一般的なソフトウェアでは、中身を根本的に作り直すような大刷新があった際にメジャーバージョン(一番左の数字)を上げますが、現在のLinuxカーネルのルールは少し異なります。
開発のトップであるリーナス・トーバルズ氏による「マイナーバージョン(6.〇の部分)が20前後に増えて、手足の指で数え切れなくなってきたら、キリが良いから一番上の数字を上げる」という、独自の(心理的な区切りとしての)ルールが採用されています。 そのため、今回の「7.0」への移行も、古いシステムとの互換性がなくなるような破壊的な変更ではなく、これまで通りの堅実な進化の延長線上にあります。
2. 歴代バージョンの歴史と最終版リスト
Linuxの歴史の中で、バージョン番号の付け方のルールは何度か大きな転換を迎えています。黎明期の1.xから現在の6.xに至るまでの流れは以下の通りです。
- バージョン 1.x シリーズ (1994年〜1996年)
- 最終:1.2系(開発版 1.3.100)
- 記念すべき最初のシリーズ。機能も少なく、開発スピードが非常に早い時代でした。
- バージョン 2.x シリーズ (1996年〜2011年)
- 最終:2.6.39
- 驚異の15年間も続いた長寿シリーズです。当時は「真ん中の数字が偶数なら安定版、奇数なら開発版」という複雑なルールがありました。特に「2.6」は長く続き、マイナーアップデートだけで39まで到達しました。

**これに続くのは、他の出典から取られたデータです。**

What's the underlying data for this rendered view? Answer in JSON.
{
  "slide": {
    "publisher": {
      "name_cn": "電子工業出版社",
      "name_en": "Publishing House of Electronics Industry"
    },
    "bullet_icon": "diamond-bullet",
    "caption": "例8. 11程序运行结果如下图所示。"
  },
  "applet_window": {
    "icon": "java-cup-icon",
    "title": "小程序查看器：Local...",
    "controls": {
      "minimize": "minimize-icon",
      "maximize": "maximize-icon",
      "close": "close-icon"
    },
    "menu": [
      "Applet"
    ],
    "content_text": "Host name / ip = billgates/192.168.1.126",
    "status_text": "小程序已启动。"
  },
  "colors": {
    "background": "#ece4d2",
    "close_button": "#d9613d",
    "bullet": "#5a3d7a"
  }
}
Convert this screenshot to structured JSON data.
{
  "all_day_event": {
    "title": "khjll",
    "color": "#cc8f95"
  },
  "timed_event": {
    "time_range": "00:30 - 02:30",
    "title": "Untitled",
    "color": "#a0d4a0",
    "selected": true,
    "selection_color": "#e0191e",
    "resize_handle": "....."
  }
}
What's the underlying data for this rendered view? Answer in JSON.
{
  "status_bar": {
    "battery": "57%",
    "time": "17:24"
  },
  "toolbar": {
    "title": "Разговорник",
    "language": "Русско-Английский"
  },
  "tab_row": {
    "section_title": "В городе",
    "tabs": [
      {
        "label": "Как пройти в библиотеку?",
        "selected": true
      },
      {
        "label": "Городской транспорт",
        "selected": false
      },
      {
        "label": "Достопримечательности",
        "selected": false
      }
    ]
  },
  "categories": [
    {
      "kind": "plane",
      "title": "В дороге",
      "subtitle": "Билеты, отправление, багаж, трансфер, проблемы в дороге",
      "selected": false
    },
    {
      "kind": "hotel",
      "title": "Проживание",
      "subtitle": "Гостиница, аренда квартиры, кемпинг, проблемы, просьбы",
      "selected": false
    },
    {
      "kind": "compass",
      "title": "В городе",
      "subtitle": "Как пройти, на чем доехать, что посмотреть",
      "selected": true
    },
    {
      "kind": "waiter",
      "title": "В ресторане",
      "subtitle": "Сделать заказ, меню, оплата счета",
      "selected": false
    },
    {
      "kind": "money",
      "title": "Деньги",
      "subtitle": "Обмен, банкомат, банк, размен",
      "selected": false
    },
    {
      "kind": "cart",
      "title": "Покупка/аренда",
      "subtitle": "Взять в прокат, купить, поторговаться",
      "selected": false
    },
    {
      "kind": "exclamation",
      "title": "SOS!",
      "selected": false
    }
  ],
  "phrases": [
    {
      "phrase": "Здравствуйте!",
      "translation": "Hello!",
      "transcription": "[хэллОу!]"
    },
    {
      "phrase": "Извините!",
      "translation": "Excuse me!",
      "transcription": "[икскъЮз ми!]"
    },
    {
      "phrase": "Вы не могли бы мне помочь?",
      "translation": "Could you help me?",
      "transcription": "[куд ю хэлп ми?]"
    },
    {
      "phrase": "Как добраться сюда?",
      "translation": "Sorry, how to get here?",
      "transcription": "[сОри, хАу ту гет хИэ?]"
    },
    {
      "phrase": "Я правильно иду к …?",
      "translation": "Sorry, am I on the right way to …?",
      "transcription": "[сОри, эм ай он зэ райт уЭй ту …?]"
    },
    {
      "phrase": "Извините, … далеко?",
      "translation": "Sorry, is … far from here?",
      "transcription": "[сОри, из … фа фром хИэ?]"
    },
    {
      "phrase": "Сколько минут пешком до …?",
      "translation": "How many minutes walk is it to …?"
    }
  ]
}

- バージョン 3.x シリーズ (2011年〜2015年)
- 最終:3.19
- ここから現在の「手足の指で数えられないほど数字が大きくなったらリセットする(20前後で次へ行く)」というルールが始まりました。
- バージョン 4.x シリーズ (2015年〜2018年)
- 最終:4.20
- バージョン 5.x シリーズ (2019年〜2022年)
- 最終:5.19
- バージョン 6.x シリーズ (2022年〜2026年)
- 最終:6.19(現在の最新シリーズ)
まとめ
歴代のリストを振り返ると、2.x時代のような長期間にわたる不規則なナンバリングから脱却し、3.x以降は「マイナーバージョンが19か20に達すると、約3〜4年の周期で次のメジャーバージョンに上がる」という、非常に規則正しく美しいペースで開発が進んでいることが分かります。 今回テストが始まった「7.0」も、順調にいけば各ディストリビューションに順次取り込まれ、世界中のシステムをさらに快適に支えていくことになります。